Spark DataFrames supports complex data types like array. This code snippet provides one example to check whether specific value exists in an array column using array_containsfunction.
Code snippet
from pyspark.sql import SparkSession
from pyspark.sql.types import ArrayType, IntegerType, StringType, StructField, StructType
from pyspark.sql.functions import array_contains
appName = "PySpark Example - array_contains"
master = "local"
# Create Spark session
spark = SparkSession.builder \
.appName(appName) \
.master(master) \
.getOrCreate()
# Sample data
data = [(1, ['apple', 'pear', 'kiwi']), (2, ['apple']), (3, ['pear', 'berry'])]
# schema
schema = StructType([StructField("ID", IntegerType(), True),
StructField("Tags", ArrayType(StringType()), True)])
# Create Spark DaraFrame from pandas DataFrame
df = spark.createDataFrame(data, schema)
print(df.schema)
df.show()
# Show records contain apple in Tags column only
df.where(array_contains('Tags', 'apple')).show()

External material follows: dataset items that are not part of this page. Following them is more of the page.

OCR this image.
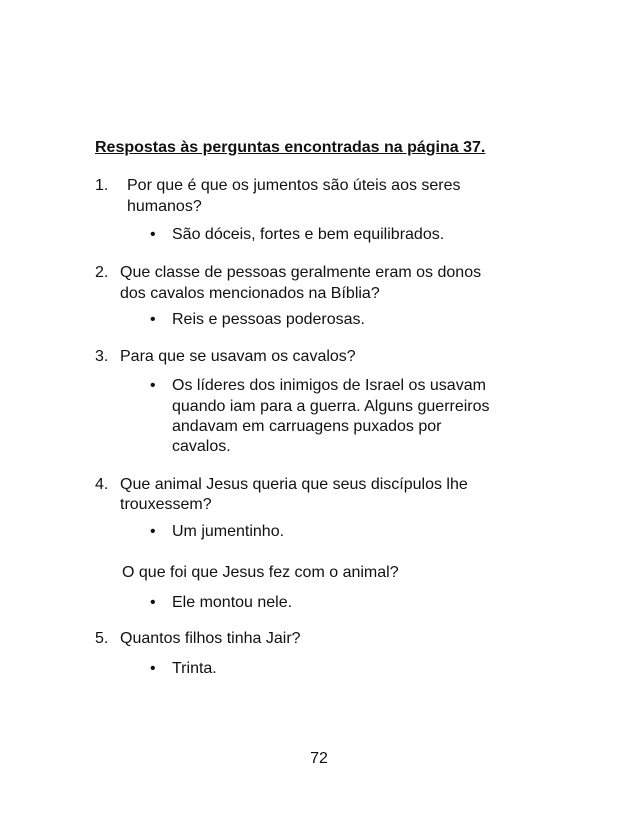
Respostas às perguntas encontradas na página 37.
1. Por que é que os jumentos são úteis aos seres
humanos?
• São dóceis, fortes e bem equilibrados.
2. Que classe de pessoas geralmente eram os donos
dos cavalos mencionados na Bíblia?
• Reis e pessoas poderosas.
3. Para que se usavam os cavalos?
• Os líderes dos inimigos de Israel os usavam
quando iam para a guerra. Alguns guerreiros
andavam em carruagens puxados por
cavalos.
4. Que animal Jesus queria que seus discípulos lhe
trouxessem?
• Um jumentinho.
O que foi que Jesus fez com o animal?
• Ele montou nele.
5. Quantos filhos tinha Jair?
• Trinta.
72
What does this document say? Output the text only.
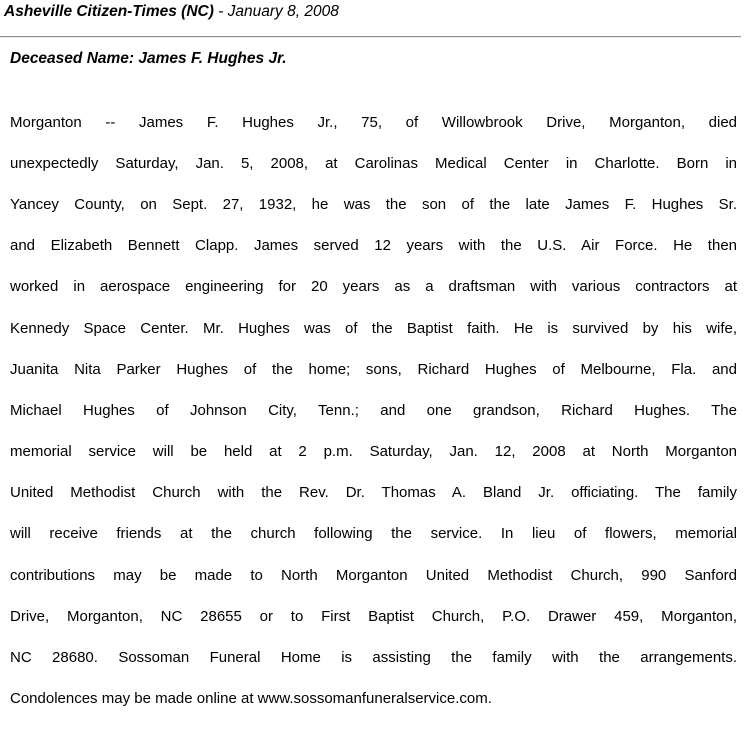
Asheville Citizen-Times (NC) - January 8, 2008
Deceased Name: James F. Hughes Jr.

Morganton -- James F. Hughes Jr., 75, of Willowbrook Drive, Morganton, died

unexpectedly Saturday, Jan. 5, 2008, at Carolinas Medical Center in Charlotte. Born in

Yancey County, on Sept. 27, 1932, he was the son of the late James F. Hughes Sr.

and Elizabeth Bennett Clapp. James served 12 years with the U.S. Air Force. He then

worked in aerospace engineering for 20 years as a draftsman with various contractors at

Kennedy Space Center. Mr. Hughes was of the Baptist faith. He is survived by his wife,

Juanita Nita Parker Hughes of the home; sons, Richard Hughes of Melbourne, Fla. and

Michael Hughes of Johnson City, Tenn.; and one grandson, Richard Hughes. The

memorial service will be held at 2 p.m. Saturday, Jan. 12, 2008 at North Morganton

United Methodist Church with the Rev. Dr. Thomas A. Bland Jr. officiating. The family

will receive friends at the church following the service. In lieu of flowers, memorial

contributions may be made to North Morganton United Methodist Church, 990 Sanford

Drive, Morganton, NC 28655 or to First Baptist Church, P.O. Drawer 459, Morganton,

NC 28680. Sossoman Funeral Home is assisting the family with the arrangements.

Condolences may be made online at www.sossomanfuneralservice.com.
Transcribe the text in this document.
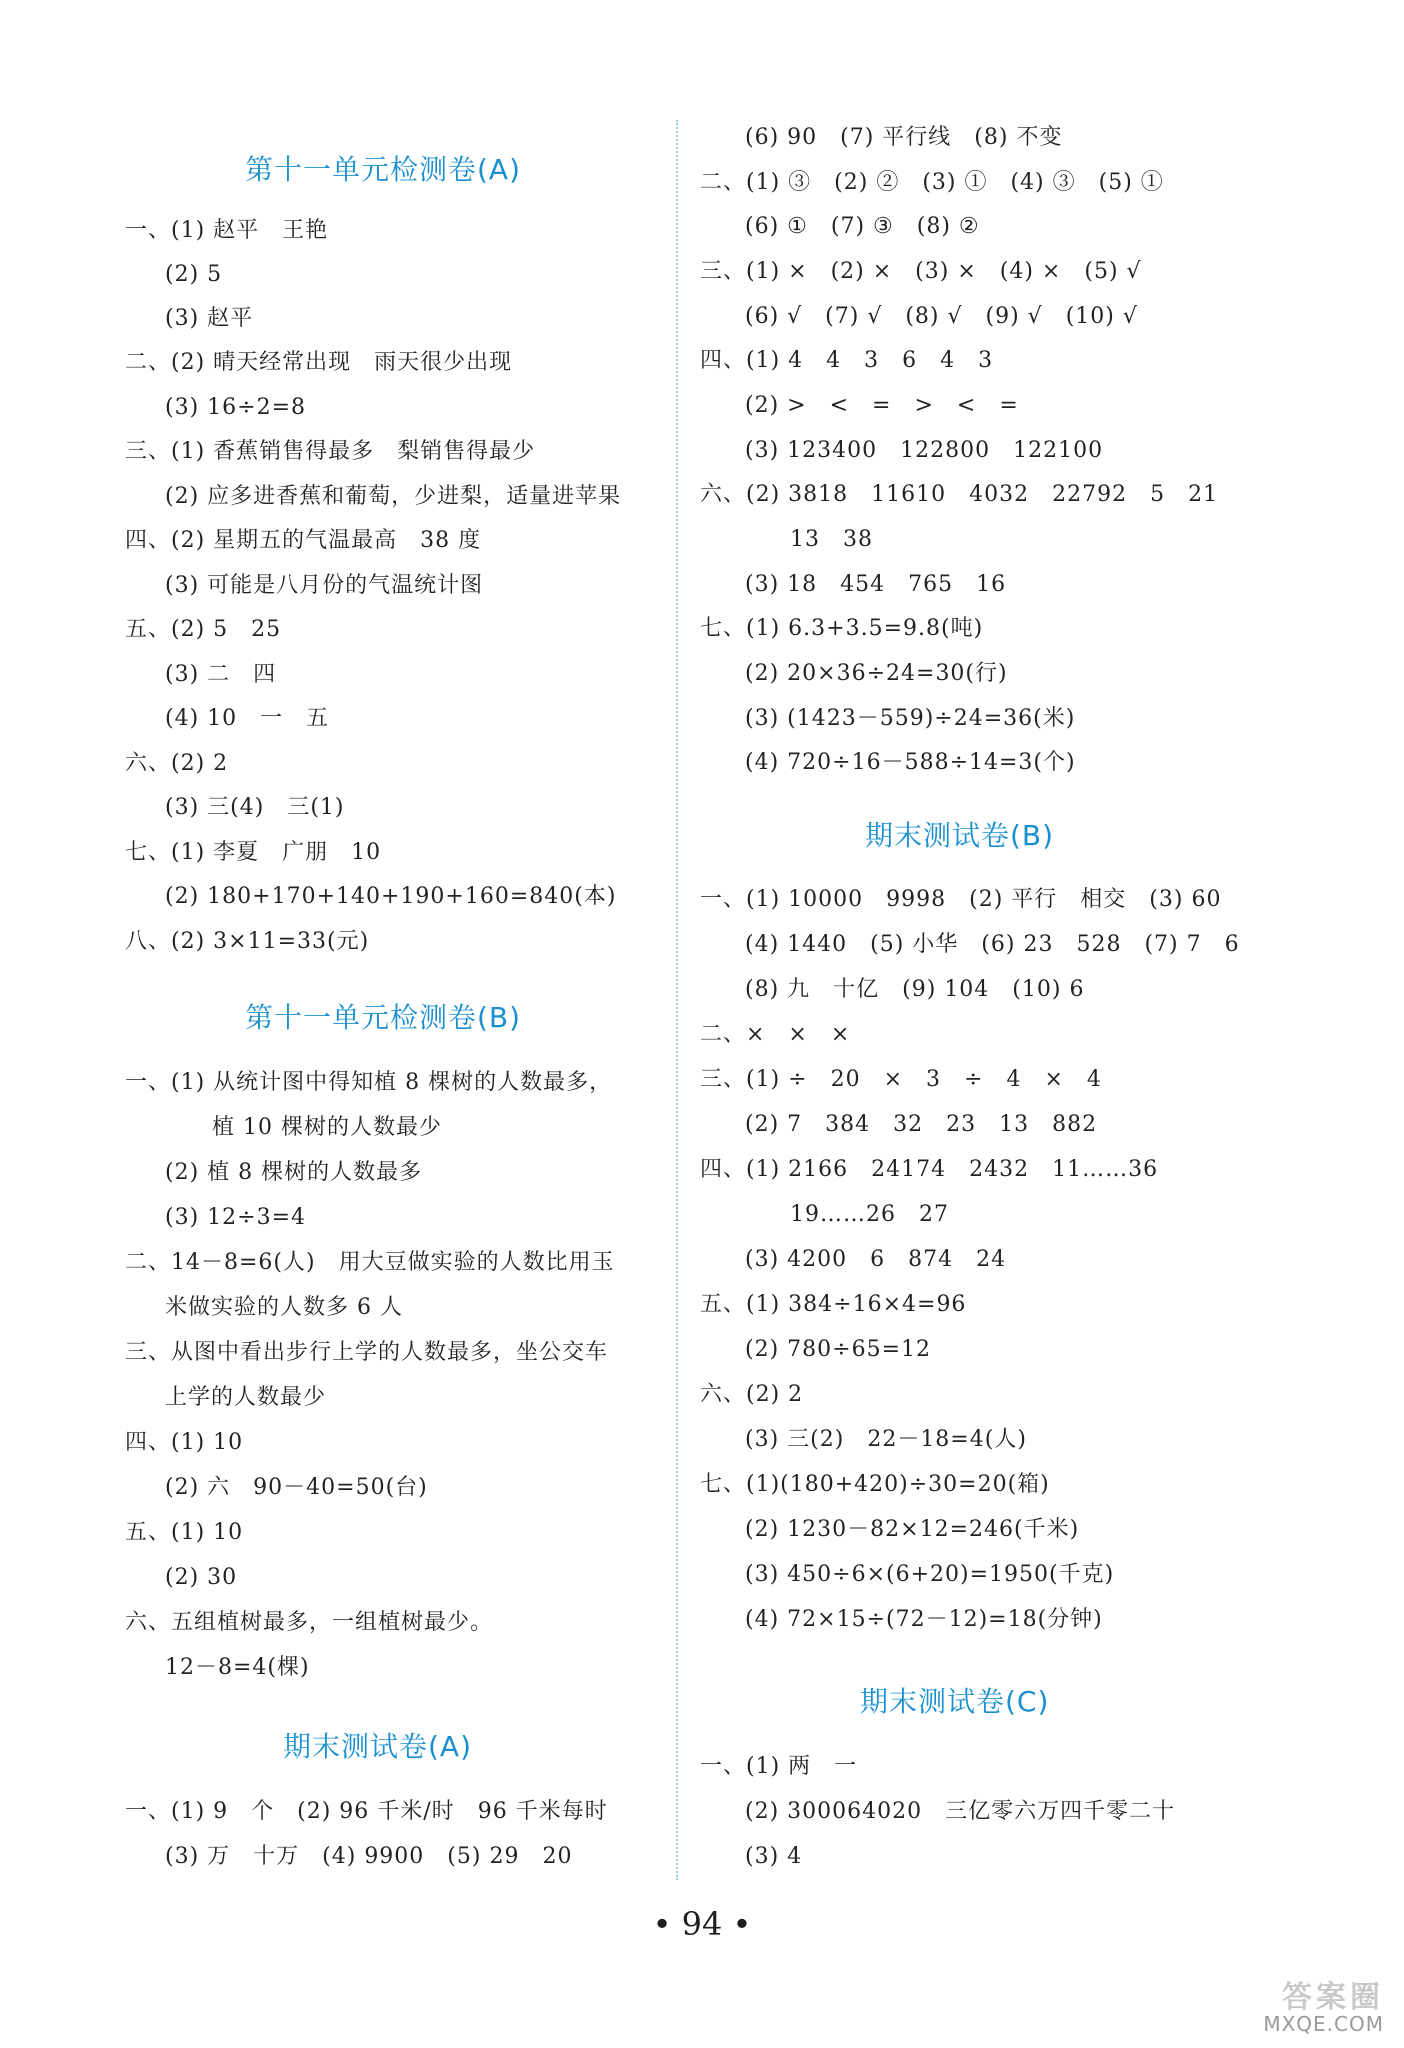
第十一单元检测卷(A)
一、(1) 赵平　王艳
(2) 5
(3) 赵平
二、(2) 晴天经常出现　雨天很少出现
(3) 16÷2=8
三、(1) 香蕉销售得最多　梨销售得最少
(2) 应多进香蕉和葡萄，少进梨，适量进苹果
四、(2) 星期五的气温最高　38 度
(3) 可能是八月份的气温统计图
五、(2) 5　25
(3) 二　四
(4) 10　一　五
六、(2) 2
(3) 三(4)　三(1)
七、(1) 李夏　广朋　10
(2) 180+170+140+190+160=840(本)
八、(2) 3×11=33(元)
第十一单元检测卷(B)
一、(1) 从统计图中得知植 8 棵树的人数最多，
植 10 棵树的人数最少
(2) 植 8 棵树的人数最多
(3) 12÷3=4
二、14－8=6(人)　用大豆做实验的人数比用玉
米做实验的人数多 6 人
三、从图中看出步行上学的人数最多，坐公交车
上学的人数最少
四、(1) 10
(2) 六　90－40=50(台)
五、(1) 10
(2) 30
六、五组植树最多，一组植树最少。
12－8=4(棵)
期末测试卷(A)
一、(1) 9　个　(2) 96 千米/时　96 千米每时
(3) 万　十万　(4) 9900　(5) 29　20
(6) 90　(7) 平行线　(8) 不变
二、(1) ③　(2) ②　(3) ①　(4) ③　(5) ①
(6) ①　(7) ③　(8) ②
三、(1) ×　(2) ×　(3) ×　(4) ×　(5) √
(6) √　(7) √　(8) √　(9) √　(10) √
四、(1) 4　4　3　6　4　3
(2) >　<　=　>　<　=
(3) 123400　122800　122100
六、(2) 3818　11610　4032　22792　5　21
13　38
(3) 18　454　765　16
七、(1) 6.3+3.5=9.8(吨)
(2) 20×36÷24=30(行)
(3) (1423－559)÷24=36(米)
(4) 720÷16－588÷14=3(个)
期末测试卷(B)
一、(1) 10000　9998　(2) 平行　相交　(3) 60
(4) 1440　(5) 小华　(6) 23　528　(7) 7　6
(8) 九　十亿　(9) 104　(10) 6
二、×　×　×
三、(1) ÷　20　×　3　÷　4　×　4
(2) 7　384　32　23　13　882
四、(1) 2166　24174　2432　11……36
19……26　27
(3) 4200　6　874　24
五、(1) 384÷16×4=96
(2) 780÷65=12
六、(2) 2
(3) 三(2)　22－18=4(人)
七、(1)(180+420)÷30=20(箱)
(2) 1230－82×12=246(千米)
(3) 450÷6×(6+20)=1950(千克)
(4) 72×15÷(72－12)=18(分钟)
期末测试卷(C)
一、(1) 两　一
(2) 300064020　三亿零六万四千零二十
(3) 4
• 94 •
答案圈
MXQE.COM
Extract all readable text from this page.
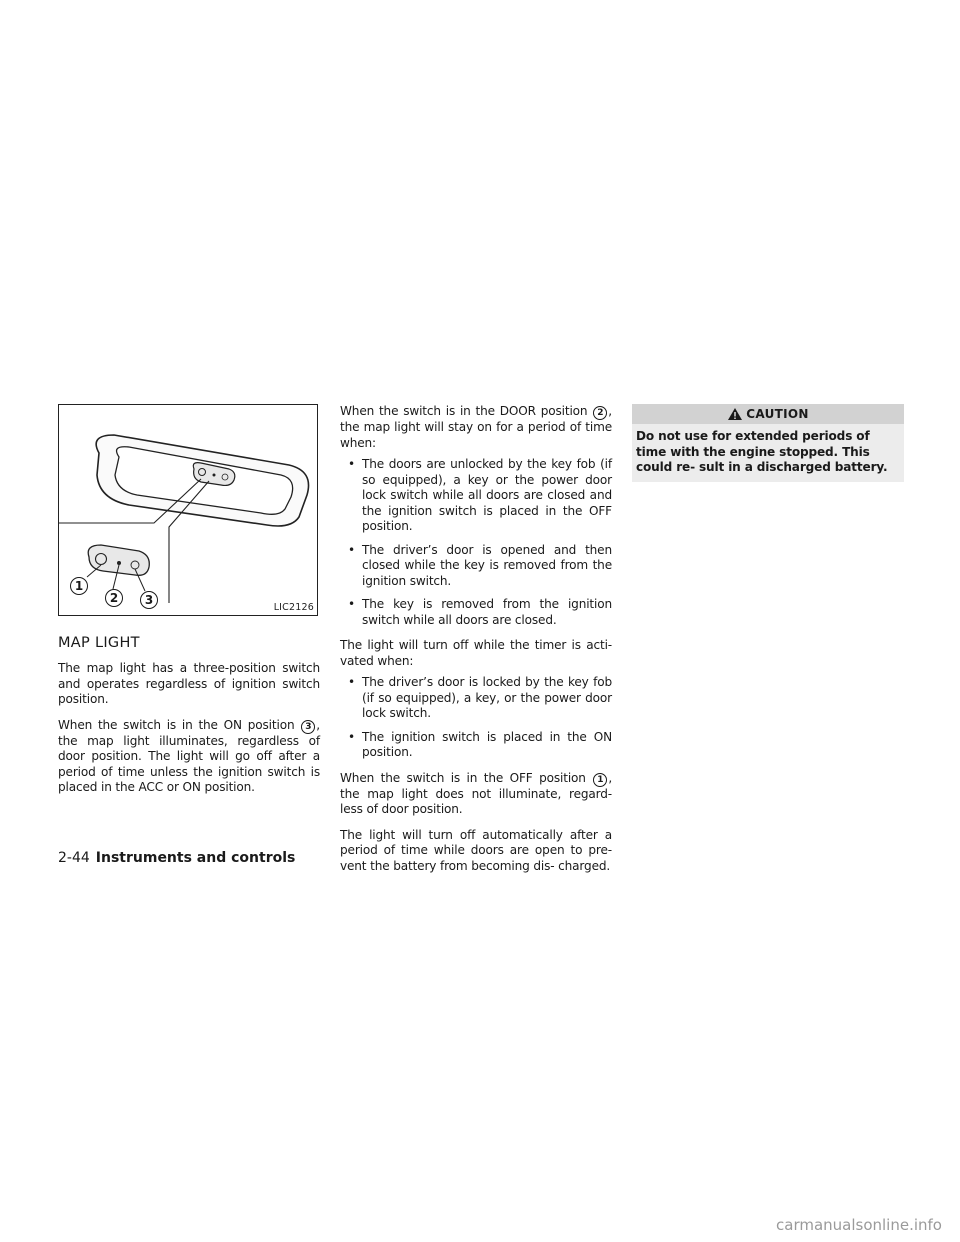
1
2	3
LIC2126
MAP LIGHT

The map light has a three-position switch and operates regardless of ignition switch position.

When the switch is in the ON position 3 , the map light illuminates, regardless of door position. The light will go off after a period of time unless the ignition switch is placed in the ACC or ON position.

When the switch is in the DOOR position 2 , the map light will stay on for a period of time when:

• The doors are unlocked by the key fob (if so equipped), a key or the power door lock switch while all doors are closed and the ignition switch is placed in the OFF position.
• The driver’s door is opened and then closed while the key is removed from the ignition switch.
• The key is removed from the ignition switch while all doors are closed.

The light will turn off while the timer is acti- vated when:

• The driver’s door is locked by the key fob (if so equipped), a key, or the power door lock switch.
• The ignition switch is placed in the ON position.

When the switch is in the OFF position 1 , the map light does not illuminate, regard- less of door position.

The light will turn off automatically after a period of time while doors are open to pre- vent the battery from becoming dis- charged.

CAUTION
Do not use for extended periods of time with the engine stopped. This could re- sult in a discharged battery.
2-44 Instruments and controls
carmanualsonline.info
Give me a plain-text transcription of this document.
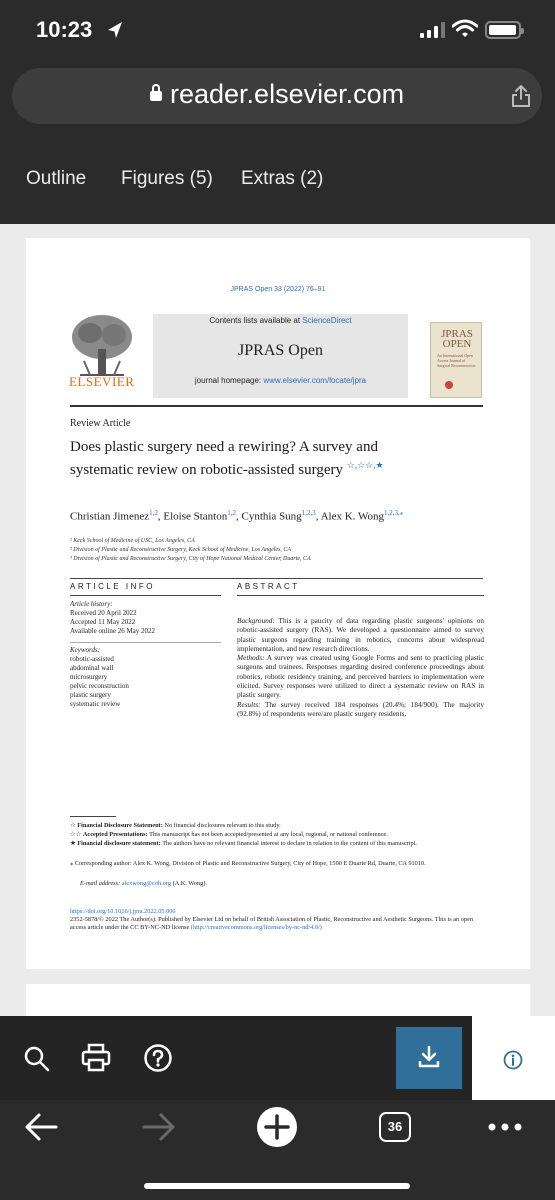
10:23
reader.elsevier.com
Outline Figures (5) Extras (2)
JPRAS Open 33 (2022) 76–91
ELSEVIER
Contents lists available at ScienceDirect
JPRAS Open
journal homepage: www.elsevier.com/locate/jpra
JPRAS OPEN
An International Open Access Journal of Surgical Reconstruction
Review Article
Does plastic surgery need a rewiring? A survey and systematic review on robotic-assisted surgery ☆,☆☆,★
Christian Jimenez$^{1,2}$, Eloise Stanton$^{1,2}$, Cynthia Sung$^{1,2,3}$, Alex K. Wong$^{1,2,3,⁎}$
¹ Keck School of Medicine of USC, Los Angeles, CA
² Division of Plastic and Reconstructive Surgery, Keck School of Medicine, Los Angeles, CA
³ Division of Plastic and Reconstructive Surgery, City of Hope National Medical Center, Duarte, CA
ARTICLE INFO	ABSTRACT
Article history:
Received 20 April 2022
Accepted 11 May 2022
Available online 26 May 2022
Keywords:
robotic-assisted
abdominal wall
microsurgery
pelvic reconstruction
plastic surgery
systematic review
Background: This is a paucity of data regarding plastic surgeons' opinions on robotic-assisted surgery (RAS). We developed a questionnaire aimed to survey plastic surgeons regarding training in robotics, concerns about widespread implementation, and new research directions.
Methods: A survey was created using Google Forms and sent to practicing plastic surgeons and trainees. Responses regarding desired conference proceedings about robotics, robotic residency training, and perceived barriers to implementation were elicited. Survey responses were utilized to direct a systematic review on RAS in plastic surgery.
Results: The survey received 184 responses (20.4%; 184/900). The majority (92.8%) of respondents were/are plastic surgery residents,
☆ Financial Disclosure Statement: No financial disclosures relevant to this study.
☆☆ Accepted Presentations: This manuscript has not been accepted/presented at any local, regional, or national conference.
★ Financial disclosure statement: The authors have no relevant financial interest to declare in relation to the content of this manuscript.
⁎ Corresponding author: Alex K. Wong, Division of Plastic and Reconstructive Surgery, City of Hope, 1500 E Duarte Rd, Duarte, CA 91010.
E-mail address: alexwong@coh.org (A.K. Wong).
https://doi.org/10.1016/j.jpra.2022.05.006
2352-5878/© 2022 The Author(s). Published by Elsevier Ltd on behalf of British Association of Plastic, Reconstructive and Aesthetic Surgeons. This is an open access article under the CC BY-NC-ND license (http://creativecommons.org/licenses/by-nc-nd/4.0/)
36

# Show records don't contain apple in Tags column only
df.where(array_contains('Tags', 'apple') == False).show()
spark.stop()
The code snippet constructs a Spark DataFrame using data in memory. The schema looks like the following:
StructType(List(StructField(ID,IntegerType,true),StructField(Tags,ArrayType(StringType,true),true)))
The output:
+---+-------------------+
| ID| Tags|
+---+-------------------+
| 1|[apple, pear, kiwi]|
| 2| [apple]|
| 3| [pear, berry]|
+---+-------------------+
+---+-------------------+
| ID| Tags|
+---+-------------------+
| 1|[apple, pear, kiwi]|
| 2| [apple]|
+---+-------------------+
+---+-------------+
| ID| Tags|
+---+-------------+
| 3|[pear, berry]|
+---+-------------+
The second result prints out the records with word 'apple' in Tagsarray column; the third one prints out the ones without.